In this assignment, students demonstrate their understanding of classes and implementing mathematical ideas with object-oriented programming concepts by writing a class that represents a rational number. Students maintain information about the rational number, noting that the number is represented in its reduced form at all times (for which students need to write a recursive subroutine to find the GCD of two integers). Students implement several methods to perform arithmetic operations on rational numbers.

In this assignment, students use an ancient method for finding prime numbers known as the Sieve of Eratosthenes to determine all the prime numbers in a range of numbers. Students being with a list of integers, and maintain an array of booleans to maintain whether a number is prime. This activity is a good introduction to more complex mathematical logic used in programming.

In this activity, students build the game "Pig", and implement a computer player for the game. There are two rounds, where the human plays first in round 1 and the computer plays first in round 2, in order to eliminate any advantage.

In this activity, students exercise their understanding of classes and objects in order to build a class that stores a set of cards. The set of cards is backed by an array, and students implement methods to add and discard cards, check the high and low ranks of the hand, and check if the hand contains a pair, a flush, or a straight.
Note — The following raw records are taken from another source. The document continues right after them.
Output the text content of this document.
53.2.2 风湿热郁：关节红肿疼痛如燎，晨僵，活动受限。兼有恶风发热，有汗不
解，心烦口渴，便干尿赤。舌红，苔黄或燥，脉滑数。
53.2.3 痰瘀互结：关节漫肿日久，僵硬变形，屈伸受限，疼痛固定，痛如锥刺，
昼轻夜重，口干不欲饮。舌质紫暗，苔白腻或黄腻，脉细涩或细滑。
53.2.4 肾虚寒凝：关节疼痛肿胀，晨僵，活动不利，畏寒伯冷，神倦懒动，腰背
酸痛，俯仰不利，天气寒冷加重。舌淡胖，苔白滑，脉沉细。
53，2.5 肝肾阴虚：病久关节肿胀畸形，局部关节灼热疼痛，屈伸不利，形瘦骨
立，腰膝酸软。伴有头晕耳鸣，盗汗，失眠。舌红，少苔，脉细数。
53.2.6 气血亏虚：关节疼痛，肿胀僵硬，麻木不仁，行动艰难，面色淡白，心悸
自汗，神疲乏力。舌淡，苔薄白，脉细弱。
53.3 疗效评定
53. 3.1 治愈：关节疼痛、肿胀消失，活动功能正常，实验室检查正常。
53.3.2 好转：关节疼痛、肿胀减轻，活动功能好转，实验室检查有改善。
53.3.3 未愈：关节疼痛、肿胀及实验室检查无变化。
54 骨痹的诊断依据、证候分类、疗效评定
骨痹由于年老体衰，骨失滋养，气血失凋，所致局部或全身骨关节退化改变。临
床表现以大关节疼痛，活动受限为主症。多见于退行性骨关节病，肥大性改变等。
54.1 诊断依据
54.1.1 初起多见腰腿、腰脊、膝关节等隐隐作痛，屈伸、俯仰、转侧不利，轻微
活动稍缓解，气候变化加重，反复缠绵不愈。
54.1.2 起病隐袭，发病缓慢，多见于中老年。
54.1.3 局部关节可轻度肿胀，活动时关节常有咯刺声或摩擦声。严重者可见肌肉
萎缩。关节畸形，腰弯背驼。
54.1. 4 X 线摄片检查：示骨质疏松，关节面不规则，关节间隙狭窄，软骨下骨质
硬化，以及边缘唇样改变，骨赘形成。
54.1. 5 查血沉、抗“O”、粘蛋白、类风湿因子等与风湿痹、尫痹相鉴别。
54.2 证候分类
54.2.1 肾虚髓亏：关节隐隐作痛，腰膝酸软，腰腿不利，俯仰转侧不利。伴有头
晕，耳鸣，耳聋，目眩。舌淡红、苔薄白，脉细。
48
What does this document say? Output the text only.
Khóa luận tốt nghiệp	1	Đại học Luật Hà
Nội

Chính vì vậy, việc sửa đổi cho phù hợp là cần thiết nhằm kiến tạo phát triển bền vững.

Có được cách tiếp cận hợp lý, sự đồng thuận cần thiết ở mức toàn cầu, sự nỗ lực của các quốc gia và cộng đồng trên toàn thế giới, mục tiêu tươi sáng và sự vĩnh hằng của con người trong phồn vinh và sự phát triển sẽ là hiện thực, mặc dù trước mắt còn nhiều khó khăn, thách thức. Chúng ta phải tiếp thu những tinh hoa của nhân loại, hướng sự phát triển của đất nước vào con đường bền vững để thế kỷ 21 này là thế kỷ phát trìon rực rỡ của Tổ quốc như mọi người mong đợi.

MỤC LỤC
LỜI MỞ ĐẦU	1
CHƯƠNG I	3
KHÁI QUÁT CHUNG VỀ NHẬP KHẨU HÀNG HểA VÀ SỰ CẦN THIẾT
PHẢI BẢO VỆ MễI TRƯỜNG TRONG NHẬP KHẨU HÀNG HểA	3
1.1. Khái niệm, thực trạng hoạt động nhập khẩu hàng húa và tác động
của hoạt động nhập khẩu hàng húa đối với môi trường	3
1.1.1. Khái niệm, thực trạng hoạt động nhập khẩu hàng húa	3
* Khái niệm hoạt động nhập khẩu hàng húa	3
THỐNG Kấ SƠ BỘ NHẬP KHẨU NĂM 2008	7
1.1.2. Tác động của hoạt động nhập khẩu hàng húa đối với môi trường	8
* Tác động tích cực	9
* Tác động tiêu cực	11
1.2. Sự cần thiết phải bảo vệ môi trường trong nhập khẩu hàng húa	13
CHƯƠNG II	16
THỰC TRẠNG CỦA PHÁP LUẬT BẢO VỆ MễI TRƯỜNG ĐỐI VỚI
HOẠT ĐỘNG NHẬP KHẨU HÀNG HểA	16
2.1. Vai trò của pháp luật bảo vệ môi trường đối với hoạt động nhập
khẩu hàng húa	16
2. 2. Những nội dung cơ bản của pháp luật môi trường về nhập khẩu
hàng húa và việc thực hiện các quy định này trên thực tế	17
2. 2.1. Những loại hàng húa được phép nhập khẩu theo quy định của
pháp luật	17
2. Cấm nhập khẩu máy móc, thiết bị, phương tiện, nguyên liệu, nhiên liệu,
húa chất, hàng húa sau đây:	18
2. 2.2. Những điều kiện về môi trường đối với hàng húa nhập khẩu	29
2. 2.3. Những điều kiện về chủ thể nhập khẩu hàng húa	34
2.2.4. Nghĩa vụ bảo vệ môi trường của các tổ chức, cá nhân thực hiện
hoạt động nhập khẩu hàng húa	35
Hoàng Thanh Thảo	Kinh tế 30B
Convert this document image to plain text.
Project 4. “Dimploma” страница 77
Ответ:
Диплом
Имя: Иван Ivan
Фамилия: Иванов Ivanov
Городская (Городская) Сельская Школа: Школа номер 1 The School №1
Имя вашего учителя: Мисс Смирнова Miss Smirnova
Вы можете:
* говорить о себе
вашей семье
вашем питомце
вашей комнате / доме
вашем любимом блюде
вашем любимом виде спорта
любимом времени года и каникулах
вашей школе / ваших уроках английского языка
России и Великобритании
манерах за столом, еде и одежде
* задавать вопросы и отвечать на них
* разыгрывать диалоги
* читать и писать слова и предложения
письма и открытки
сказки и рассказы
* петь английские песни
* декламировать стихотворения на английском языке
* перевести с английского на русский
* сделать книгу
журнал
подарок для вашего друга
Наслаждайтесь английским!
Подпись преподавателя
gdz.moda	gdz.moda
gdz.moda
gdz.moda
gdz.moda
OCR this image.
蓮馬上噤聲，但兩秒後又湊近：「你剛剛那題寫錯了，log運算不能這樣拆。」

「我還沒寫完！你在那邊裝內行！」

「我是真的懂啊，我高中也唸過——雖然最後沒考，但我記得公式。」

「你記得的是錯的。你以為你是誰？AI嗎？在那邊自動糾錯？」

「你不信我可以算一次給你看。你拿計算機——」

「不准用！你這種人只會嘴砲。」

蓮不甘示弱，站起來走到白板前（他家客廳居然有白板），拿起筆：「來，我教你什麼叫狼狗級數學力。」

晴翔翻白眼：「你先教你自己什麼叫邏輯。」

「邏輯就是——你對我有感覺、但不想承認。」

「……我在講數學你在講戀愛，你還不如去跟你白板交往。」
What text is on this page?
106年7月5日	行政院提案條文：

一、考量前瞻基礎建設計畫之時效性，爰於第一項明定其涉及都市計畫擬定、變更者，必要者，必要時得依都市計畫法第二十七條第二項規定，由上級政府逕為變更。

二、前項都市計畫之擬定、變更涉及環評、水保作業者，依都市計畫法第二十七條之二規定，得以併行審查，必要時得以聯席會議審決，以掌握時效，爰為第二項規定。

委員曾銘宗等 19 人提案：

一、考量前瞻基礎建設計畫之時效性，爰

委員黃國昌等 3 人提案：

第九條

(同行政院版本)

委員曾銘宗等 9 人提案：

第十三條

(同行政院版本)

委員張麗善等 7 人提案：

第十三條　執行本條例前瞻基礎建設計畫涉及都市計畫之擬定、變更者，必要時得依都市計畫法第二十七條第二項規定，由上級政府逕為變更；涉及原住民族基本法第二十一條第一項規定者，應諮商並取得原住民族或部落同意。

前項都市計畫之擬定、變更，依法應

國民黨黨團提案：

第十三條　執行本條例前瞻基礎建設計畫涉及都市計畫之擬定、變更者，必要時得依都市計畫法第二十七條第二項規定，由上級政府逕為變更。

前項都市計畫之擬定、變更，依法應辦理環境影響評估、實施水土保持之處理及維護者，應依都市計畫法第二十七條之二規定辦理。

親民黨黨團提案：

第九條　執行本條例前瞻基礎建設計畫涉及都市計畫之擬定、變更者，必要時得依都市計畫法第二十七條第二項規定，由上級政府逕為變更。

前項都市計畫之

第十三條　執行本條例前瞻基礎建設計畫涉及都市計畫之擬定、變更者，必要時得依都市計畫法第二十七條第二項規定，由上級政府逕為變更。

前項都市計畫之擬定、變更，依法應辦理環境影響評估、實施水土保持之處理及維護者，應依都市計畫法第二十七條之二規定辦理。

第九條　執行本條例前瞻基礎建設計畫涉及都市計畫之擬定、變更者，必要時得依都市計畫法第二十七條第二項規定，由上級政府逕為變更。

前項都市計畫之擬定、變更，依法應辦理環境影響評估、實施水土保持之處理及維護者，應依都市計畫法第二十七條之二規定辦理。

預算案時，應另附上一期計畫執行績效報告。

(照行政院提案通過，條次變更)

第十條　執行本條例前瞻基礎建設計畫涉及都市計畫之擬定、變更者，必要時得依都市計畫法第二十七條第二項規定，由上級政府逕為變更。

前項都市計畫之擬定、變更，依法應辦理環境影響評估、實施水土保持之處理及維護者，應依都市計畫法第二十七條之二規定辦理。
This activity is good for students that are being introduced to classes.

In this assignment, students will be creating mosaics in Python. Students will work to generate tessellations, such as Ring and Hex. Functions must be composed to generate the various images.

In this lab, students work to explore the basics of working with an integrated development environment (IDE). Using the Eclipse IDE, students create a project, add a package, insert some code, implement some methods, and do some refactoring.

In this lab, students work to design, develop, and debug a game. In particular, students must use UML and pseudocode to create 'Connect 4' (a popular board game). The methods should be designed to handle the complexity of the potential game moves and the student must clearly illustrate how their program design accounts for the various conditions under which this scenario occurs.

In this lab, students work to create a square with Turtle graphics and pseudocode. Using the Turtle class in Java, students must create a 'filled-in square.' To start, students must create the program using pseudocode and then, after the algorithm for creating the shape has been defined, write the actual algorithm.

In this lab, students work to create a 'painting' program. The Java program must use variables and methods to store values and perform actions, respectively, for painting. To abstract this idea beyond custom methods, students must create interfaces. Specifically, students are to create an interface where the user can (and must) implement all methods in that interface.

In this lab, students work collaboratively to create graphical representations of class relationships. Using UML and Java, students must build containment diagrams (shows an instance or instances of classes that are contained, or instantiated, within the class) and inheritance diagrams (shows how one or more class extends, or inherits, from the class to which the arrow is pointing).